Bilan

Alstom Suisse: Johann Schneider-Amman confiant pour l'emploi

Suite à l'alliance du groupe français avec l'américain General Electric, le conseiller fédéral ne voit pas de danger planer sur les quelque 6500 emplois d'Alstom en Suisse.

Johann Schneider-Ammann dit avoir eu le sentiment qu'Alstom savait très bien quel rôle jouait la filiale helvétique au sein du groupe.

Crédits: DR

Le projet d'alliance industriel du groupe français Alstom avec l'américain General Electric (GE), officialisé dimanche, n'inquiète pas outre mesure Johann Schneider-Ammann. Le conseiller fédéral ne voit pas de danger planer sur les quelque 6500 emplois d'Alstom en Suisse.

Alstom est fortement implanté en Argovie dans le domaine des turbines à gaz, avec un siège d'activité installé à Baden. La multinationale hexagonale n'est ni plus ni moins que le premier employeur privé du canton, avec environ 6300 collaborateurs.

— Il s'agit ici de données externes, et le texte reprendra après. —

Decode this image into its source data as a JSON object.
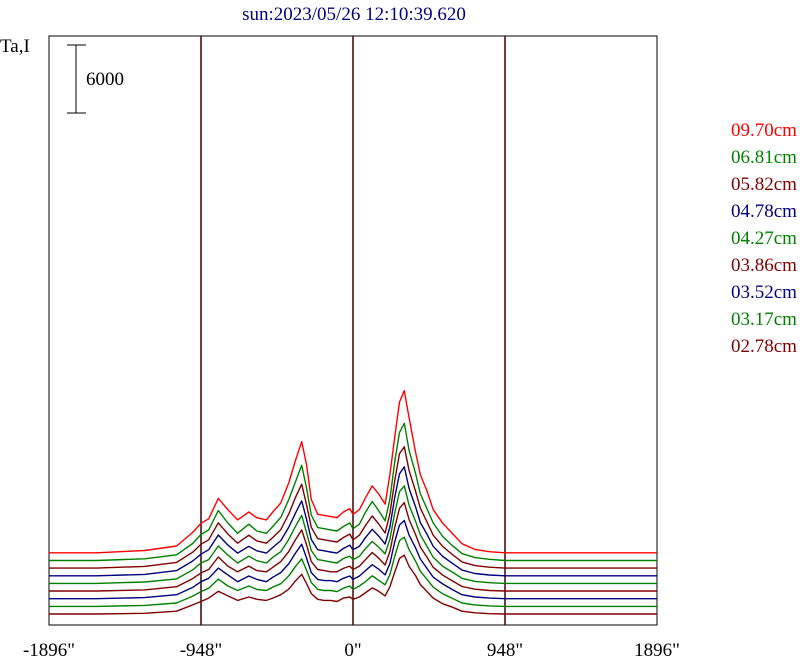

"Je suis confiant de voir ces activités être poursuivies et par la même occasion de voir les emplois maintenus", a indiqué le ministre de l'économie qui s'exprimait lundi matin sur les ondes de la radio publique alémanique SRF.

En discutant avec la direction d'Alstom, Johann Schneider-Ammann dit avoir eu le sentiment que les Français savaient très bien quel rôle jouait la filiale helvétique au sein du groupe. Alstom est actif à la fois dans le secteur de l'énergie et dans celui du transport ferroviaire en tant que concepteur du TGV notamment.

CONTACT À ÉTABLIR

Du côté des autorités cantonales argoviennes, le conseiller d'Etat en charge de l'économie, Urs Hofmann, dit vouloir maintenant chercher à établir le contact avec GE. Il s'agit de montrer au géant américain les avantages de la place industrielle suisse, a-t-il expliqué dans le cadre de la même émission radiophonique.

Dimanche soir, Alstom a donné son accord au projet d'alliance avec General Electric dans ses activités énergie. Pour sa part, l'Etat français a conclu un accord avec Bouygues pour pouvoir entrer au conseil d'administration d'Alstom dès que l'alliance sera finalisée.

L'Etat s'est octroyé environ deux ans pour racheter les 20% du capital qu'il convoite à Bouygues ou sur le marché et devenir le principal actionnaire d'Alstom. Entre-temps, Bouygues lui cède ses droits de vote au conseil d'administration.

PRÉOCCUPATIONS DE TOUS

L'accord auquel sont parvenus Alstom, General Electric et l'Etat français "me paraît répondre aux préoccupations de tous", a indiqué lundi le PDG d'Alstom Patrick Kron. "Il y aura en France plus de centres de décision demain qu'il n'y en a aujourd'hui", a-t-il assuré sur Europe 1.

Pour présenter les termes du projet aux salariés, Patrick Kron se rendra mardi en compagnie du PDG de General Electric Jeffrey Immelt sur le site d'Alstom à Belfort, à deux pas de la Suisse, où le groupe américain est également implanté de longue date.

"Les décisions ont été prises au plus haut niveau de l'Etat", a par ailleurs souligné Patrick Kron, c'est-à-dire selon lui directement par la présidence de la République.

Cadre fixé

"L'Etat a fixé le cadre dans lequel cette opération importante pour la politique industrielle du pays avait vocation à être réalisée", a-t-il déclaré, se montrant confiant dans le fait qu'Alstom conserve son nom et existe encore dans cinq ans.

Patrick Kron a vanté "un projet basé sur des complémentarités de produits et de technologies", susceptible de permettre la création de 1000 emplois promis par GE dans l'Hexagone. "Au-delà de la nationalité des uns et des autres ce qui est important c'est que les centres de décision et les emplois restent en France et se développent", a-t-il dit.

SOUVERAINETÉ FRANÇAISE

"Le maintien de la souveraineté française dans le domaine du nucléaire, même si nous n'intervenons pas sur les réacteurs eux-mêmes mais sur les turbines, était essentiel et cet accord donne pleinement confiance", a également affirmé Patrick Kron.

Après la consultation des partenaires sociaux, c'est l'assemblée générale des actionnaires d'Alstom, prévue à l'automne, "qui aura le dernier mot" selon lui. La conclusion de l'accord avec GE "interviendrait sur la première moitié de l'année 2015, donc il y a du travail encore", a-t-il résumé.

Patrick Kron, à la tête depuis 2003 d'Alstom, a par ailleurs refusé, contrairement à ce qu'il avait dévoilé la veille dans un entretien au "Journal du Dimanche", d'évoquer son départ, qui devrait intervenir une fois l'accord mis en place.